Because the terms and conditions centered around credit card forbearance vary based on issuer, some individuals who put their credit card balance in forbearance may be worse off after the relief period than they were before.
This can be seen in situations where a balance was placed in forbearance by reducing monthly payments rather than pausing them altogether. Though lowering the monthly minimum payment may sound great to an individual who is struggling financially, they will actually be paying more in the end due to added interest.
Additionally, forbearance can cause a bigger hole if you are not financially disciplined. For example, if your credit card issuer increases your credit limit and you continue to use your credit card without the means to pay off your balance at the end of the month, you will be putting more debt in your pocket. But not just more debt, more debt you weren’t able to pay off the first time around.
Forbearance can cause some bad habits if you don’t plan accordingly. While it may be a good option as a last resort, it is important to consider all of the benefits and risks associated with longer repayment periods, reduced monthly payments or increased credit limits.
Keep in mind, if your credit card issuer extends a longer repayment period to you, you will be paying more interest over time because your debt is being stretched, not minimized. Your principal balance isn’t changing, it’s simply being pulled into smaller pieces month-to-month.
How credit card forbearance impacts your credit score
Forbearance as a concept will not impact your credit score in any way. As long as you make on-time payments and you continue to follow the terms of the forbearance program established by your credit card issuer, your credit score will not be negatively impacted.
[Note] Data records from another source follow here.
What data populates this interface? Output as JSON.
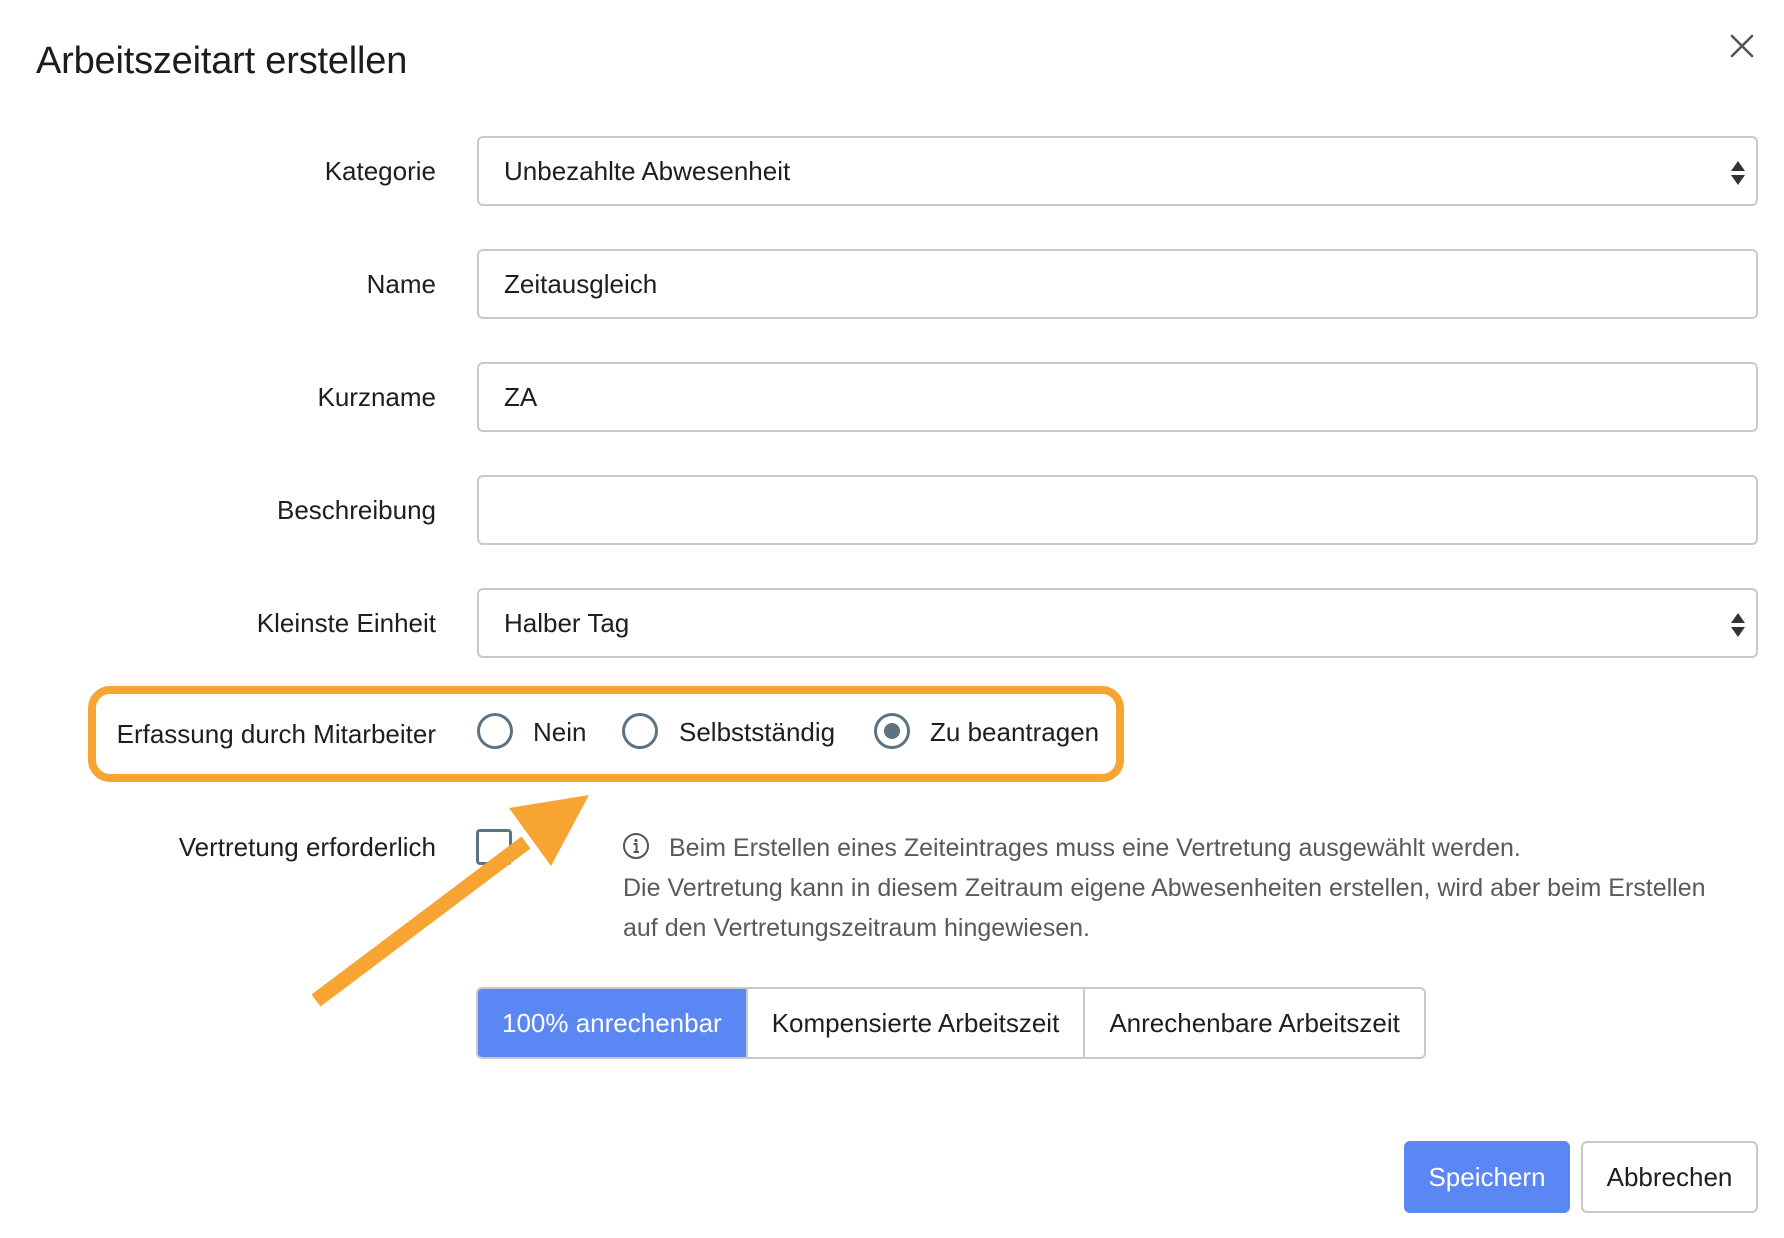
{
  "dialog": {
    "title": "Arbeitszeitart erstellen",
    "close_icon": "close-icon"
  },
  "form": {
    "kategorie": {
      "label": "Kategorie",
      "value": "Unbezahlte Abwesenheit"
    },
    "name": {
      "label": "Name",
      "value": "Zeitausgleich"
    },
    "kurzname": {
      "label": "Kurzname",
      "value": "ZA"
    },
    "beschreibung": {
      "label": "Beschreibung",
      "value": ""
    },
    "kleinste_einheit": {
      "label": "Kleinste Einheit",
      "value": "Halber Tag"
    },
    "erfassung": {
      "label": "Erfassung durch Mitarbeiter",
      "options": [
        "Nein",
        "Selbstständig",
        "Zu beantragen"
      ],
      "selected": "Zu beantragen"
    },
    "vertretung": {
      "label": "Vertretung erforderlich",
      "checked": false,
      "info_line1": "Beim Erstellen eines Zeiteintrages muss eine Vertretung ausgewählt werden.",
      "info_line2": "Die Vertretung kann in diesem Zeitraum eigene Abwesenheiten erstellen, wird aber beim Erstellen",
      "info_line3": "auf den Vertretungszeitraum hingewiesen."
    },
    "anrechnung": {
      "options": [
        "100% anrechenbar",
        "Kompensierte Arbeitszeit",
        "Anrechenbare Arbeitszeit"
      ],
      "selected": "100% anrechenbar"
    }
  },
  "actions": {
    "save_label": "Speichern",
    "cancel_label": "Abbrechen"
  },
  "colors": {
    "primary": "#5b87f5",
    "highlight": "#f8a433",
    "radio": "#5d7382"
  }
}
However, if a higher credit limit causes you to max out your credit card, your credit score will likely go down because your credit utilization will go up. This is the case with any credit line increase, whether due to forbearance or not. You always want to keep the amount you owe in relation to your lines of credit under 30 percent.
How is forbearance different from deferment?
The term forbearance and deferment are often used synonymously, but there are a few key differences you should be aware of. A deferment of payments is not the same as forbearance, and generally a true “deferment” applies to student loans rather than credit card balances.
If your credit card issuer allows you to defer payment, in almost all cases the interest during the deferment period will still be compounding. (If you want to defer the interest itself, you can make payments within the 0 percent APR period offered by balance transfer cards.) Conversely, if your credit card balance is put into forbearance, fees associated with the balance could be temporarily suspended—though this depends on the issuer and in most cases interest will still accrue.
Another important difference between deferment and forbearance is the duration of the time in which payment collection is halted. In the case of credit card deferment, payment collection is typically suspended for a short period of time (usually one month or less) and repayment in full is expected as soon as the grace period ends. In the case of forbearance, the time period in which relief assistance methods may last is longer—in some cases several months.
The bottom line
In a turbulent and unpredictable economy, cutting back on expenses is a top priority for most Americans. For individuals who have lost their jobs due to the coronavirus, or small businesses just trying to stay afloat, credit card forbearance may be a temporary lifeline to keep their heads above water. But, it’s not your only option.
If you’re experiencing financial struggles, reach out to your credit card issuer to see how they can help you during times of financial hardship.